Le 20 avril 1792, les députés de l’Assemblée législative déclarent la guerre au « roi de Bohême et de Hongrie »

Le 11 juillet, l’Assemblée législative proclame la patrie en danger et lève un nouveau contingent de volontaires

Le 25 juillet, le duc de Brunswick, chef des armées prussiennes, lance son fameux manifeste menaçant de rayer Paris de la carte. 47 sections parisiennes sur 48 demandent la déchéance du roi.

De nouveaux volontaires, Bretons et Marseillais, arrivent dans la capitale. Le 10 août 1792, ils aident les sectionnaires parisiens à prendre le palais des Tuileries ; Louis XVI va se trouver à présent prisonnier.

10 août 1792 La prise des Tuileries engage la 2ème phase de la Révolution française, portée par le peuple

Les armées ennemies passent les frontières. 60 000 hommes et 40 canons se dirigent vers la place stratégique de Verdun. Marceau, bien épaulé par plusieurs officiers de volontaires venus de l’Ouest (Angers, Saumur, Saintes...) défend cette ville sous les ordres de Beaurepaire avec environ 3000 hommes. Le siège commence réellement le 29 août par l’investissement de la ville puis son bombardement. Des officiers nobles comme des notables de la ville poussent à la trahison et à la reddition ; Beaurepaire se suicide d’un coup de pistolet.

Heureusement, l’espoir change de camp à partir de la victoire de Valmy.

Marceau est nommé lieutenant en 1er dans les cuirassiers légers de la Légion alémanique (volontaires allemands combattant pour la Révolution). Il part avec cette unité pour la Vendée en 1793, passe capitaine au 19ème régiment de chasseurs à cheval le 1er mai. Il se fait remarquer par ses qualités en plein combat à Saumur (où il libère Bourbotte des mains des rebelles) et devient adjudant général chef de bataillon, à Luçon et Chantonnay (promu général de brigade).

Commandant du centre de l’armée républicaine face aux chouans, lors de la bataille décisive de Cholet, il joue un rôle décisif prouvant à nouveau ses qualités. Cela lui vaut le grade de général de division le 10 novembre 1793 et le commandement en chef de l’armée de l’Ouest le 27 du même mois. Vainqueur au Mans puis à Savenay.

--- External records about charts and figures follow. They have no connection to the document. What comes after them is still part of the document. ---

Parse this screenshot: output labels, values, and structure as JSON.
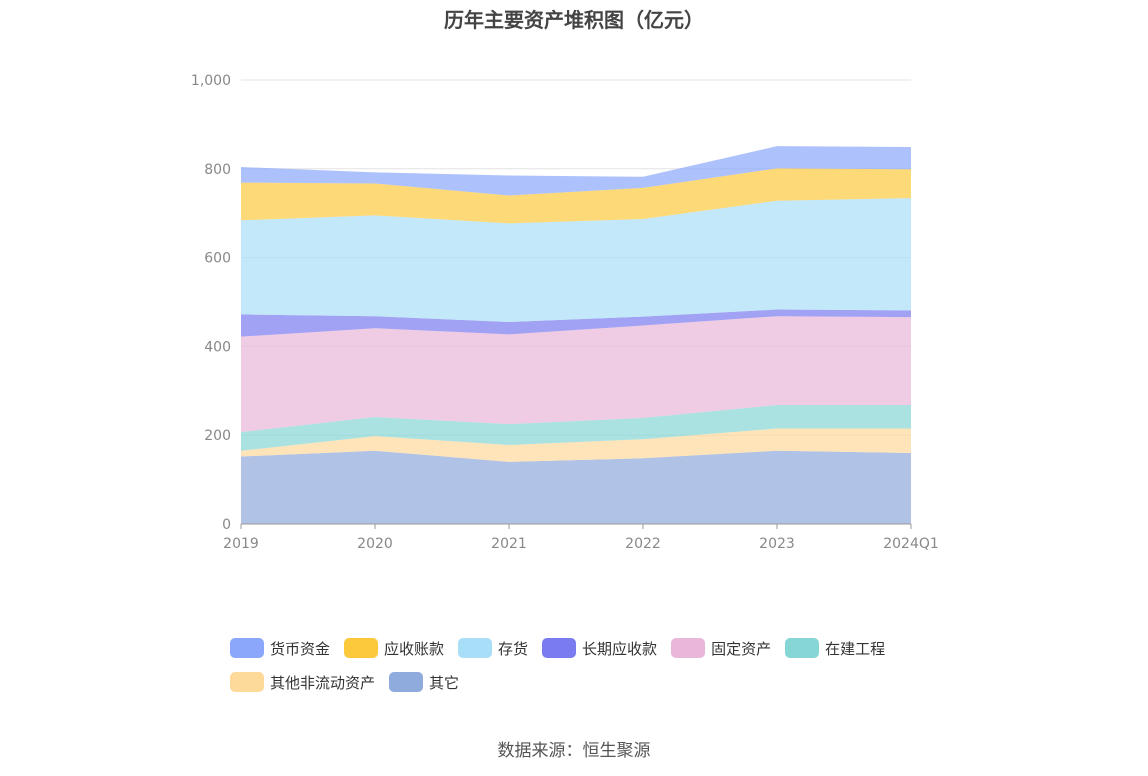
{
  "title": "历年主要资产堆积图（亿元）",
  "source": "数据来源：恒生聚源",
  "chart_data": {
    "type": "area",
    "stacked": true,
    "categories": [
      "2019",
      "2020",
      "2021",
      "2022",
      "2023",
      "2024Q1"
    ],
    "ylim": [
      0,
      1000
    ],
    "yticks": [
      "0",
      "200",
      "400",
      "600",
      "800",
      "1,000"
    ],
    "grid": true,
    "legend_position": "bottom",
    "series": [
      {
        "name": "其它",
        "color": "#8faadc",
        "values": [
          152,
          165,
          140,
          148,
          165,
          160
        ]
      },
      {
        "name": "其他非流动资产",
        "color": "#fdd99a",
        "values": [
          13,
          33,
          38,
          43,
          50,
          55
        ]
      },
      {
        "name": "在建工程",
        "color": "#86d6d6",
        "values": [
          42,
          43,
          47,
          48,
          53,
          53
        ]
      },
      {
        "name": "固定资产",
        "color": "#e8b7d9",
        "values": [
          215,
          200,
          202,
          208,
          200,
          198
        ]
      },
      {
        "name": "长期应收款",
        "color": "#7b7bf0",
        "values": [
          50,
          27,
          28,
          20,
          15,
          15
        ]
      },
      {
        "name": "存货",
        "color": "#a8def8",
        "values": [
          212,
          227,
          222,
          220,
          245,
          253
        ]
      },
      {
        "name": "应收账款",
        "color": "#fcc93d",
        "values": [
          85,
          72,
          63,
          70,
          73,
          65
        ]
      },
      {
        "name": "货币资金",
        "color": "#8aa7fb",
        "values": [
          35,
          25,
          45,
          25,
          50,
          50
        ]
      }
    ]
  },
  "legend_order": [
    "货币资金",
    "应收账款",
    "存货",
    "长期应收款",
    "固定资产",
    "在建工程",
    "其他非流动资产",
    "其它"
  ]
}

Nommé à l’armée des Ardennes puis de Sambre et Meuse, souvent à la tête de l’avant-garde, il combat sans cesse en 1794, 1795, 1796 à Thuin, Fleurus, l’Ourthe, la Roër, Coblence, Mayence, Ehrensbreistein, le Hundsruck, Kreuznach, la Nahe, Neuwied, Stromberg, Soultzbach, Koenigstein, Limbourg, Freylingen.

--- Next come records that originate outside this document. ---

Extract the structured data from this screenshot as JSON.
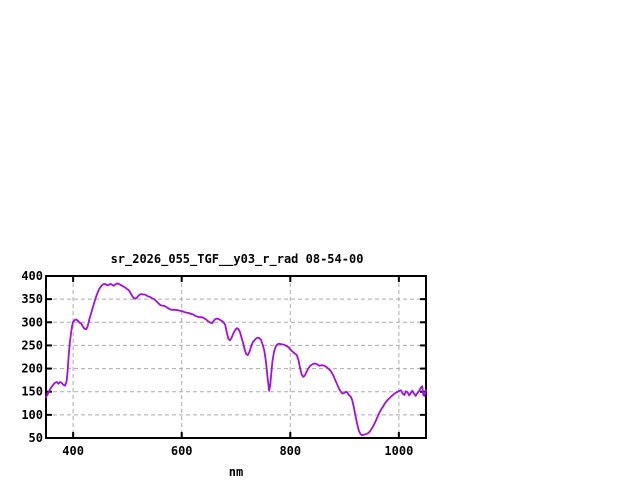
{
  "window": {
    "background": "#ffffff"
  },
  "colors": {
    "line": "#a010e0",
    "grid_line": "#ababab",
    "plot_border": "#000000",
    "tick_text": "#000000",
    "background": "#ffffff"
  },
  "chart_data": {
    "type": "line",
    "title": "sr_2026_055_TGF__y03_r_rad 08-54-00",
    "xlabel": "nm",
    "ylabel": "",
    "xlim": [
      350,
      1050
    ],
    "ylim": [
      50,
      400
    ],
    "xticks": [
      400,
      600,
      800,
      1000
    ],
    "yticks": [
      50,
      100,
      150,
      200,
      250,
      300,
      350,
      400
    ],
    "grid": true,
    "legend": "none",
    "series": [
      {
        "name": "sr_2026_055_TGF__y03_r_rad",
        "color": "#a010e0",
        "x": [
          350,
          354,
          358,
          362,
          366,
          370,
          373,
          376,
          379,
          382,
          385,
          388,
          390,
          392,
          394,
          396,
          398,
          400,
          403,
          406,
          409,
          412,
          415,
          418,
          421,
          424,
          426,
          428,
          430,
          433,
          436,
          439,
          442,
          445,
          448,
          451,
          454,
          457,
          460,
          463,
          466,
          469,
          472,
          475,
          478,
          481,
          484,
          487,
          490,
          493,
          496,
          499,
          502,
          505,
          508,
          511,
          514,
          517,
          520,
          523,
          526,
          529,
          532,
          535,
          538,
          541,
          545,
          549,
          553,
          557,
          561,
          565,
          569,
          573,
          577,
          581,
          585,
          589,
          593,
          597,
          601,
          605,
          609,
          613,
          617,
          621,
          625,
          629,
          633,
          637,
          641,
          645,
          649,
          653,
          656,
          659,
          662,
          665,
          668,
          671,
          674,
          677,
          680,
          683,
          686,
          689,
          692,
          695,
          698,
          701,
          704,
          707,
          710,
          713,
          716,
          719,
          722,
          725,
          728,
          731,
          734,
          737,
          740,
          743,
          746,
          749,
          752,
          755,
          758,
          761,
          763,
          765,
          767,
          770,
          773,
          776,
          779,
          782,
          785,
          788,
          791,
          794,
          797,
          800,
          803,
          806,
          809,
          812,
          815,
          818,
          821,
          824,
          827,
          830,
          833,
          836,
          839,
          842,
          845,
          848,
          851,
          854,
          857,
          860,
          863,
          866,
          869,
          872,
          875,
          878,
          881,
          884,
          887,
          890,
          893,
          896,
          899,
          902,
          905,
          908,
          911,
          914,
          917,
          920,
          923,
          926,
          929,
          932,
          935,
          938,
          941,
          944,
          947,
          950,
          953,
          956,
          959,
          962,
          965,
          968,
          971,
          974,
          977,
          980,
          983,
          986,
          989,
          992,
          995,
          998,
          1001,
          1004,
          1007,
          1010,
          1013,
          1016,
          1019,
          1022,
          1025,
          1028,
          1031,
          1034,
          1037,
          1040,
          1043,
          1045,
          1047,
          1050
        ],
        "values": [
          138,
          147,
          156,
          163,
          169,
          171,
          167,
          171,
          169,
          165,
          163,
          172,
          196,
          232,
          257,
          276,
          292,
          301,
          305,
          306,
          303,
          299,
          297,
          291,
          286,
          285,
          289,
          297,
          307,
          319,
          331,
          343,
          354,
          364,
          372,
          377,
          381,
          383,
          382,
          380,
          381,
          383,
          381,
          379,
          382,
          384,
          383,
          381,
          379,
          377,
          375,
          372,
          370,
          365,
          358,
          353,
          351,
          353,
          357,
          360,
          361,
          360,
          360,
          358,
          356,
          355,
          352,
          350,
          346,
          341,
          337,
          336,
          335,
          332,
          329,
          327,
          327,
          327,
          326,
          325,
          324,
          322,
          321,
          320,
          318,
          317,
          314,
          312,
          311,
          311,
          309,
          306,
          302,
          299,
          298,
          303,
          307,
          308,
          307,
          305,
          303,
          300,
          295,
          278,
          264,
          261,
          267,
          276,
          282,
          287,
          286,
          280,
          268,
          255,
          241,
          231,
          229,
          237,
          248,
          257,
          261,
          265,
          267,
          266,
          262,
          252,
          240,
          216,
          182,
          152,
          164,
          190,
          215,
          236,
          247,
          252,
          254,
          253,
          252,
          252,
          250,
          248,
          246,
          241,
          238,
          235,
          232,
          229,
          219,
          201,
          187,
          182,
          185,
          193,
          200,
          205,
          208,
          210,
          211,
          210,
          208,
          206,
          207,
          207,
          206,
          204,
          201,
          198,
          194,
          188,
          180,
          172,
          164,
          156,
          150,
          146,
          147,
          150,
          148,
          143,
          140,
          132,
          117,
          99,
          81,
          67,
          59,
          56,
          57,
          58,
          59,
          61,
          65,
          70,
          76,
          83,
          91,
          99,
          107,
          113,
          118,
          124,
          129,
          133,
          136,
          140,
          143,
          146,
          148,
          150,
          152,
          153,
          146,
          143,
          151,
          149,
          142,
          147,
          152,
          146,
          141,
          147,
          151,
          158,
          162,
          143,
          141,
          153
        ]
      }
    ]
  }
}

Le 19 septembre 1796, il est chargé par Jourdan de tenir avec ses régiments sur la rive droite du Rhin, autour d’Altenkirchen, le temps que l’armée française s’écoule vers la rive gauche. Marceau fait une reconnaissance pour placer des compagnies et des canons aux points décisifs. C’est alors qu’il est grièvement blessé au côté gauche d’un coup de carabine tiré par un chasseur tyrolien. Porté jusqu’à Altenkirchen, il décède deux jours plus tard.

Son ami Kléber fera élever sur place un tombeau en forme de pyramide dans lequel reposent les cendres du général Marceau.